Acclimater les gazelles

Le phénomène de “fuite des cerveaux” a depuis longtemps quitté la sphère des professeurs Tournesol et des pères de l’atome. Outre les start-ups, le rachat de nos “super-entreprises” ou autres “gazelles” par des groupes étrangers prive le pays et la région de sources d’innovation et de centres de décision. Les stratégies d’“exit”, parfois très précoces, sont favorisées, aux yeux de Pierre Guisset, par un cadre légal qui taxe davantage les revenus du travail que les plus-values sur actions. Il préconise dès lors une défiscalisation des revenus du travail des dirigeants-actionnaires de PME en croissance, “conditionnellement à la croissance de l’emploi.” De quoi encourager le dirigeant d’entreprise à soutenir la croissance de son entreprise sur la durée. Avec l’espoir de voir enfin naître et prospérer chez nous des “leaders mondiaux consolidants plutôt que consolidés.”

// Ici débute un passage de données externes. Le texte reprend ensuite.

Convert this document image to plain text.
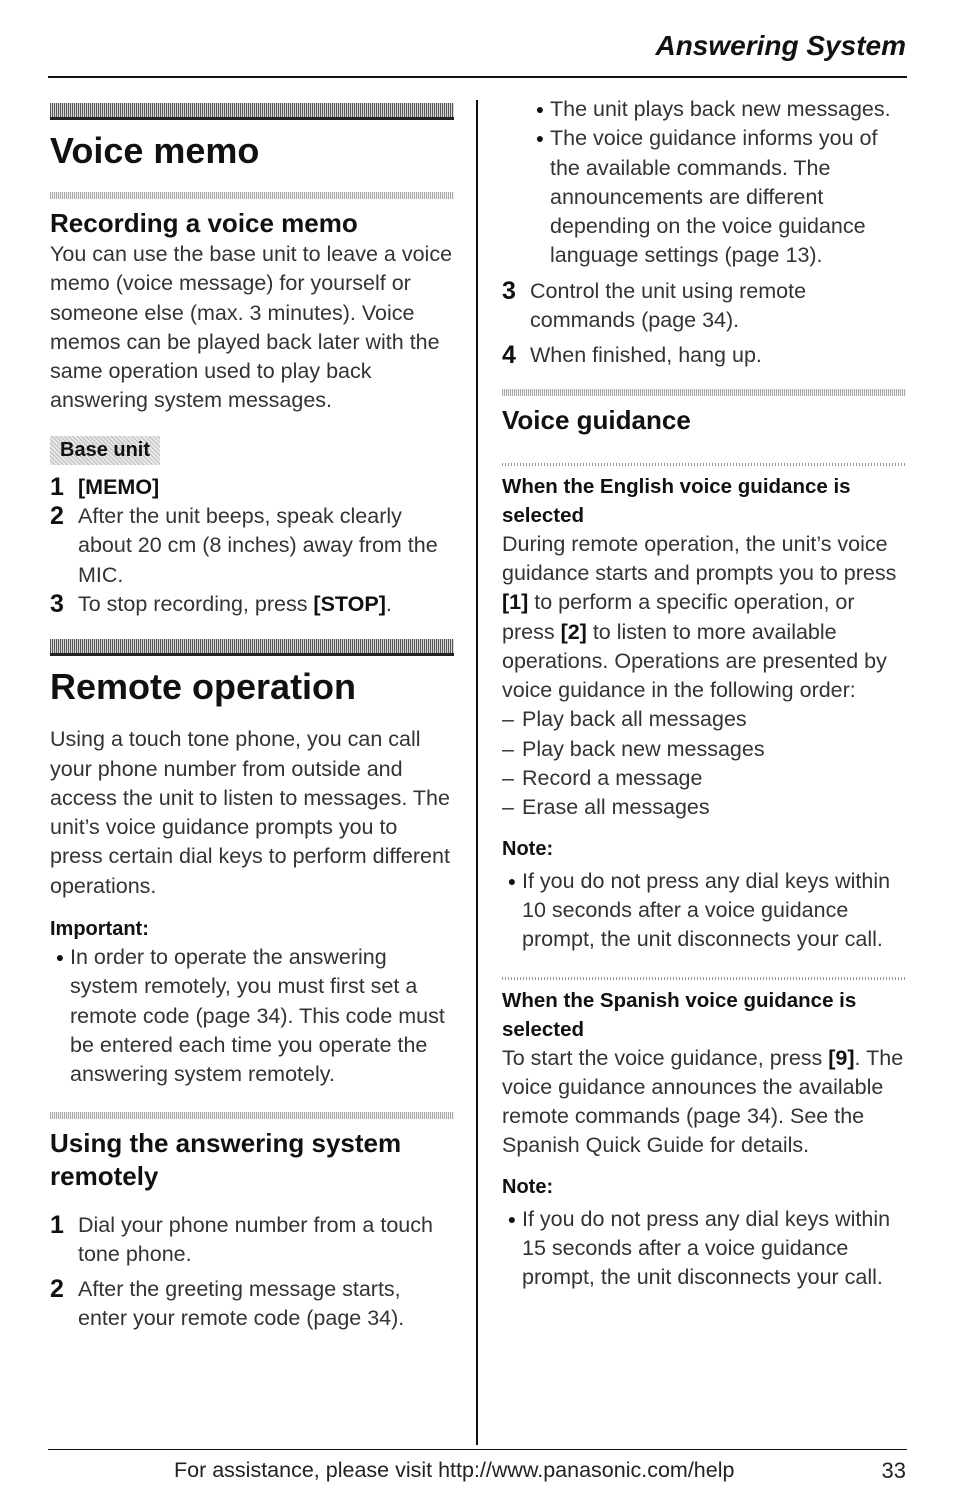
Answering System
Voice memo
Recording a voice memo

You can use the base unit to leave a voice memo (voice message) for yourself or someone else (max. 3 minutes). Voice memos can be played back later with the same operation used to play back answering system messages.

Base unit
1 [MEMO]
2 After the unit beeps, speak clearly about 20 cm (8 inches) away from the MIC.
3 To stop recording, press [STOP].
Remote operation

Using a touch tone phone, you can call your phone number from outside and access the unit to listen to messages. The unit’s voice guidance prompts you to press certain dial keys to perform different operations.

Important:

● In order to operate the answering system remotely, you must first set a remote code (page 34). This code must be entered each time you operate the answering system remotely.
Using the answering system remotely
1 Dial your phone number from a touch tone phone.
2 After the greeting message starts, enter your remote code (page 34).
● The unit plays back new messages.
● The voice guidance informs you of the available commands. The announcements are different depending on the voice guidance language settings (page 13).
3 Control the unit using remote commands (page 34).
4 When finished, hang up.
Voice guidance

When the English voice guidance is selected

During remote operation, the unit’s voice guidance starts and prompts you to press [1] to perform a specific operation, or press [2] to listen to more available operations. Operations are presented by voice guidance in the following order:

– Play back all messages
– Play back new messages
– Record a message
– Erase all messages

Note:

● If you do not press any dial keys within 10 seconds after a voice guidance prompt, the unit disconnects your call.

When the Spanish voice guidance is selected

To start the voice guidance, press [9]. The voice guidance announces the available remote commands (page 34). See the Spanish Quick Guide for details.

Note:

● If you do not press any dial keys within 15 seconds after a voice guidance prompt, the unit disconnects your call.
For assistance, please visit http://www.panasonic.com/help	33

Autres terrains d’action prioritaires:

  • l’amélioration des outils dont disposent les établissements d’enseignement, pour lutter notamment contre une dégradation concurrentielle vis-à-vis de l’étranger et contre la démotivation des enseignants
  • la modernisation et l’amélioration de la productivité des services publics, en simplifiant les structures, en ayant recours aux nouvelles technologies produites par des entreprises régionales, “ici aussi dans un esprit SBA.”